A curious collection of shards and fragments from the downtown New York free-jazz bass guru comes together in an archaeological quest for cultural connections.
William Parker is such a towering figure in modern avant-garde jazz that he's in the enviable position of being able to release whatever he wants and still find an audience for it. And, in a way, one can't help feel that's pretty much what's happening with this intriguing, maddening, fascinating and elusive amalgamation of ideas.
Okay, so here's the theory. Long Hidden: The Olmec Series is an exploration of the buried connections that bind Africa and the Americas; more specifically, a meditation on the deep, inter-continental links between the Manding people of West Africa and the Olmecs, ancestors of the Mayans, who lived in Mexico from 1300 to 400 BC and who, inexplicably, spoke a dialect of the Manding language. For Parker, then, it's a chance to reconfigure the meaning of being an African-American in the 21st Century, by reclaiming a dignified heritage from the mists of prehistory. So far, so ambitious.

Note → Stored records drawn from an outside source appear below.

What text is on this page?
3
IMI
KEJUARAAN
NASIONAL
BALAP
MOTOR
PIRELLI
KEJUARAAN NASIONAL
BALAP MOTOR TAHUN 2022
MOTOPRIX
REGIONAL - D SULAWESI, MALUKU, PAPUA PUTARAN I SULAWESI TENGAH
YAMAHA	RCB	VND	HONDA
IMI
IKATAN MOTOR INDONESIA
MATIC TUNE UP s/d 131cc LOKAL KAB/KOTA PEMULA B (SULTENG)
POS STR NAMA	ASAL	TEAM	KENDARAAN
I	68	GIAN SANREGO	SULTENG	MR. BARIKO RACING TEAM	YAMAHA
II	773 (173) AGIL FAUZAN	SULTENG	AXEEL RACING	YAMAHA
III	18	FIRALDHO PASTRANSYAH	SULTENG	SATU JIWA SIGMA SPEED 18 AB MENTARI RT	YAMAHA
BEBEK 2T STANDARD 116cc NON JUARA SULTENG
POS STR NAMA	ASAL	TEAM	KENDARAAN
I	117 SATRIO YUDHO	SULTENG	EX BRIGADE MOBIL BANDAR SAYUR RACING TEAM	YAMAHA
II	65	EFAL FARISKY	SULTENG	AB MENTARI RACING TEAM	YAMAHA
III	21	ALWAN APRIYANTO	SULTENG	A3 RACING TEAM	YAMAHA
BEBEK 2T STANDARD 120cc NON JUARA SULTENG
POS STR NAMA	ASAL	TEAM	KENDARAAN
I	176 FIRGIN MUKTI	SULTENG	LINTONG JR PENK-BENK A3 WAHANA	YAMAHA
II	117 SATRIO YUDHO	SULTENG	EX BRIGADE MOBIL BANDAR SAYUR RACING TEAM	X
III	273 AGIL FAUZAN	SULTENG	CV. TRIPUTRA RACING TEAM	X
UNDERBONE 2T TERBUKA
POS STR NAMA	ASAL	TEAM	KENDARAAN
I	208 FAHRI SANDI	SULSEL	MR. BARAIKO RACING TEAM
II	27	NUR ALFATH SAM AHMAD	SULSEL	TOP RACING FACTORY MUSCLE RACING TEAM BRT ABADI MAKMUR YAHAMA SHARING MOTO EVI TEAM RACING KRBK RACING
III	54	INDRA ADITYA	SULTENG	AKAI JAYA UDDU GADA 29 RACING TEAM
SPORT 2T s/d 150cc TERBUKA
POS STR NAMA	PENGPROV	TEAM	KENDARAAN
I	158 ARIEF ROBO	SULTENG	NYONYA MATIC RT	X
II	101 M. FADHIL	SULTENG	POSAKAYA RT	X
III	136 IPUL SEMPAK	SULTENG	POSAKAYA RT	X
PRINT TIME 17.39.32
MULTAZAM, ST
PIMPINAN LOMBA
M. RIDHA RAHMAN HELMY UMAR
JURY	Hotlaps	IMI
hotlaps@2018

In practice, what we have here is the fruits of four distinct and very different recording sessions, crowbarred onto the same album in the service of this grand historical-anthropological quest. It shouldn’t work ... and yet, somehow, Parker pulls it off.
At one end of this curious ethnographical trail, Parker presents three solo recordings of himself playing the Doson Ngoni, a traditional hunter's guitar from West Africa, land of the Manding. Parker was first introduced to the instrument by that other world-jazz pioneer Don Cherry in 1975, and has been an enthusiastic student ever since, describing the sound as ''daily music ... connected to the people sitting on the porch.'' Here, its warm, rustic sound is beautifully suited to Parker's unhurried, simple improvisations that provide a link all the way back to the very beginnings of civilisation.
Fast forward now to 21st century America and we find Parker stationed alone behind the double-bass, opening the CD with a deep, spacious reading of the traditional hymn "There is a Balm in Gilead" in the closest he comes to a straight-ahead jazz performance. However, any familiarity is soon blown away by three astounding and unsettling arco performances, which see Parker's bow coaxing unearthly sounds out of the bass. "Cathedral of Light" conjures shards of raw noise while, according to Parker's sleeve notes, embodying his entire theory of music: Sound is light and light is sound. "Compassion Seizes Bed-Stuy" is an almost melodramatic prayer for the young, black men of America. However, it's the 14-minute "In Case of Accident", recorded live in Montreal in 1993 and included here as a bonus track, that really steals the show – with Parker descending into punishing regions to dredge up unnatural coruscations that sound like they're stripping the varnish from his fiddle. It's the angry, desperate sound of a man too sensitive for the circumstances of his own existence.
But there is redemption on hand. Providing the bridge between the two solo personae is the Olmec Group, a one-off conglomeration of Parker on percussion and Doson Ngoni with Todd Nicholson on bass, Dave Sewelson on sax and four remarkable young Merengue musicians, all in their early 20s: Omar Payano on congo, guiro and voice; Gabriel Nunez on timbales and bongos; Luis Ramierez on accordion; and Isaiah Parker on alto sax. The result is four tracks of joyous, infectious New-World Music that provide the real flavour of the album – a kind of avant-garde party music that takes the rhythms of Central America and employs them to stimulate the cerebellum as much as the feet. If there are moments when it doesn't quite work – as when the accordion runs out of improvisational steam during 'Codex' and settles upon pedestrian scales to fill the gap – there are other moments of sublime synergy – as on "El Puente Seco" which finds Sewelson blowing up a gale of blistering baritone sax over an up-tempo repetitive dance riff, as though Sun Ra's Arkestra had landed in the tropics.
You can see quite clearly what Parker is attempting to do here, even if it's uncertain how much of the over-arching theme is post-rationalised to provide a good excuse to lump these various sessions together. In his extensive liner notes, Parker even tries tackling this question head on, explaining, "The music, although recorded at different times, is related in that it is in the family called sound and its intent is to heal and uplift the spirit, which in turn will keep us going another day."
It may not be very convincing, but when the results are this intriguing and heartfelt we can probably give the big man a break.